Nationalité : France
Né(e) le : 24/02/1929
Mort(e) le : 8/10/2019
Biographie :

Georgette Elgey est une journaliste et une historienne française, spécialiste de l'Histoire de la Quatrième République.
Depuis l'enfance, Georgette Elgey a fréquenté les plus hauts responsables de la République. Pour sa première communion, elle reçoit deux missels : l'un du chef de l'État, Albert Lebrun, l'autre du maréchal Pétain, compagnon d'armes de son grand-père. Élevée par sa mère et par une grand-mère issue de la haute société « israélite », comme on disait alors, ses ancêtres sont maîtres des forges, ingénieurs des Mines, membres de l'Institut ou de l'Académie de médecine. Son père, Georges Lacour-Gayet, était historien. Elle ne l'a pas connu. Entre sa mère et lui ? ils n'étaient pas mariés ?, cela a été « une histoire d'amour et un drame » . Elle a adopté ses initiales : L. G., « Elgey », un pseudonyme devenu son nom. Jusqu'à l'âge de dix ans, une institutrice à domicile lui fait répéter ses leçons ; l'après-midi, elle se promène au bois de Boulogne avec la gouvernante anglaise. Ce monde « irréel » s'effondre avec l'Occupation. Elle en a fait le récit bouleversant dans La Fenêtre ouverte. Au lendemain de la guerre, gagner sa vie est une nécessité. La fortune familiale est épuisée. Elle aura duré un siècle.

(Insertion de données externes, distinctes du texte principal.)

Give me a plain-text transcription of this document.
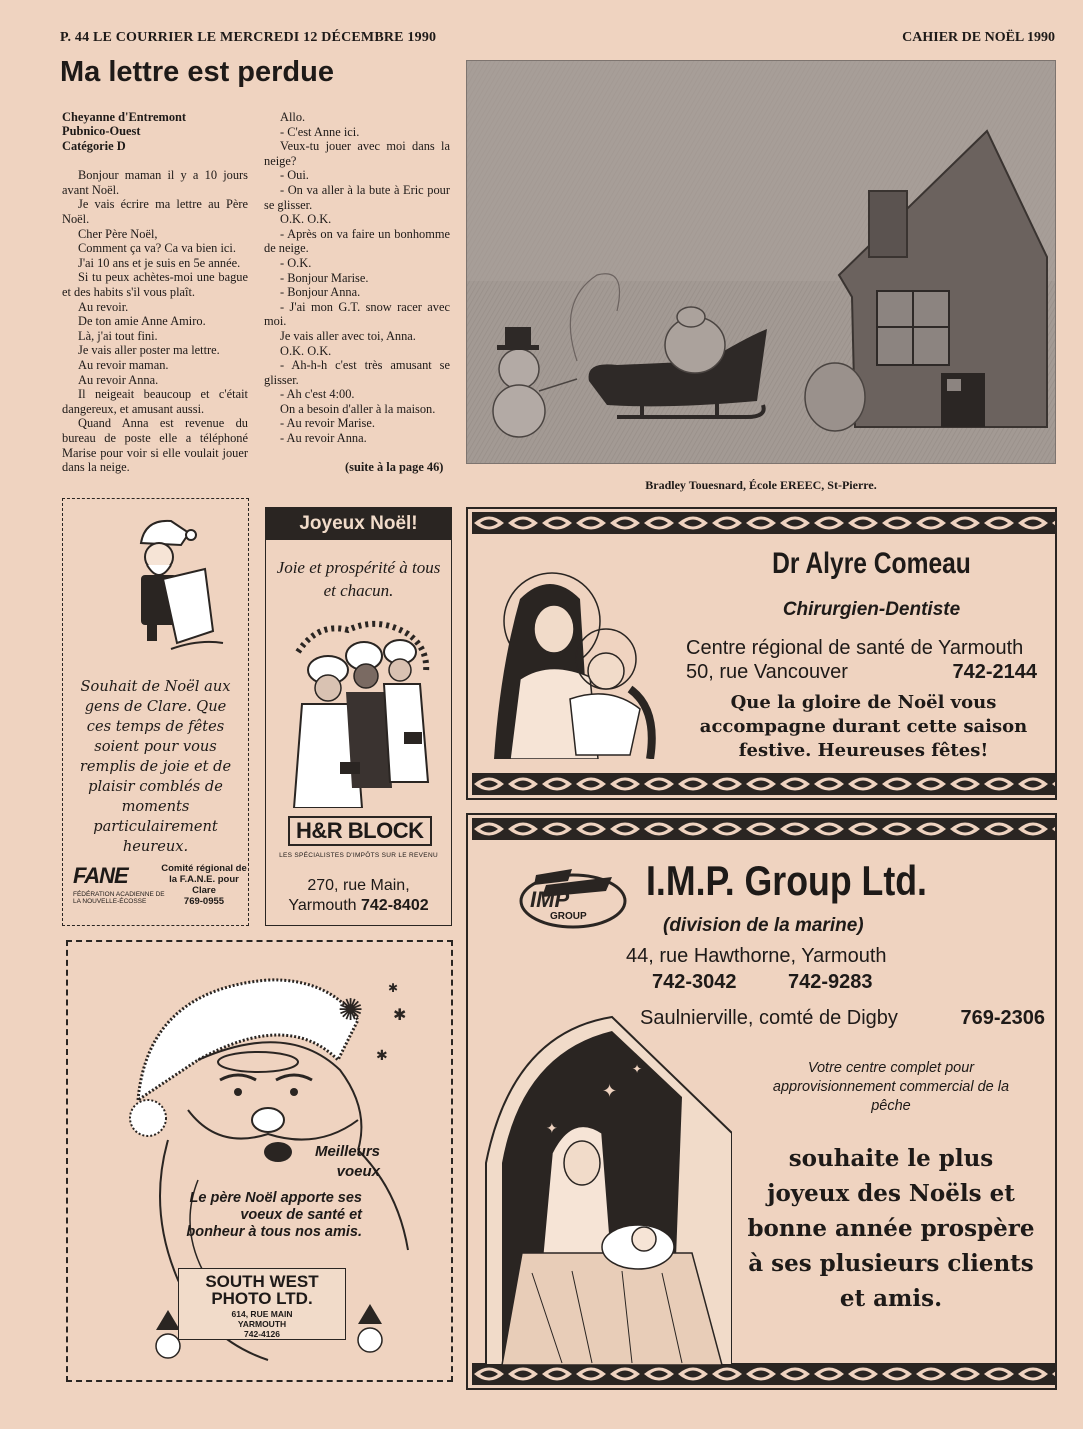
P. 44 LE COURRIER LE MERCREDI 12 DÉCEMBRE 1990	CAHIER DE NOËL 1990
Ma lettre est perdue
Cheyanne d'Entremont
Pubnico-Ouest
Catégorie D

Bonjour maman il y a 10 jours avant Noël.

Je vais écrire ma lettre au Père Noël.

Cher Père Noël,

Comment ça va? Ca va bien ici.

J'ai 10 ans et je suis en 5e année.

Si tu peux achètes-moi une bague et des habits s'il vous plaît.

Au revoir.

De ton amie Anne Amiro.

Là, j'ai tout fini.

Je vais aller poster ma lettre.

Au revoir maman.

Au revoir Anna.

Il neigeait beaucoup et c'était dangereux, et amusant aussi.

Quand Anna est revenue du bureau de poste elle a téléphoné Marise pour voir si elle voulait jouer dans la neige.

Allo.

- C'est Anne ici.

Veux-tu jouer avec moi dans la neige?

- Oui.

- On va aller à la bute à Eric pour se glisser.

O.K. O.K.

- Après on va faire un bonhomme de neige.

- O.K.

- Bonjour Marise.

- Bonjour Anna.

- J'ai mon G.T. snow racer avec moi.

Je vais aller avec toi, Anna.

O.K. O.K.

- Ah-h-h c'est très amusant se glisser.

- Ah c'est 4:00.

On a besoin d'aller à la maison.

- Au revoir Marise.

- Au revoir Anna.

(suite à la page 46)
Bradley Touesnard, École EREEC, St-Pierre.
Souhait de Noël aux gens de Clare. Que ces temps de fêtes soient pour vous remplis de joie et de plaisir comblés de moments particulairement heureux.
FANE
FÉDÉRATION ACADIENNE DE LA NOUVELLE-ÉCOSSE
Comité régional de la F.A.N.E. pour Clare
769-0955
Joyeux Noël!
Joie et prospérité à tous et chacun.
H&R BLOCK
LES SPÉCIALISTES D'IMPÔTS SUR LE REVENU
270, rue Main,
Yarmouth 742-8402
Dr Alyre Comeau
Chirurgien-Dentiste
Centre régional de santé de Yarmouth
50, rue Vancouver	742-2144
Que la gloire de Noël vous accompagne durant cette saison festive. Heureuses fêtes!
IMP
GROUP
I.M.P. Group Ltd.
(division de la marine)
44, rue Hawthorne, Yarmouth
742-3042	742-9283
Saulnierville, comté de Digby	769-2306
✦
✦
✦	Votre centre complet pour approvisionnement commercial de la pêche
souhaite le plus joyeux des Noëls et bonne année prospère à ses plusieurs clients et amis.
✺ ✱
✱
✱
Meilleurs voeux
Le père Noël apporte ses voeux de santé et bonheur à tous nos amis.
SOUTH WEST PHOTO LTD.
614, RUE MAIN
YARMOUTH
742-4126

Georgette Elgey suit des cours de journalisme. En 1955, elle entre à L'Express . Elle participe à l'aventure de L'Express matin quotidien, soutien actif au gouvernement de Pierre Mendès France. Mais ce qu'elle aime par-dessus tout, c'est l'histoire. En 1954, elle a travaillé à une Histoire de Vichy avec Robert Aron. En 1962, ayant décidé de rompre avec le journalisme, elle suit sans hésiter une suggestion de son ami Roger Stéphane : tenter seule la suite de l'histoire de Vichy, autrement dit s'attaquer à la IVe République.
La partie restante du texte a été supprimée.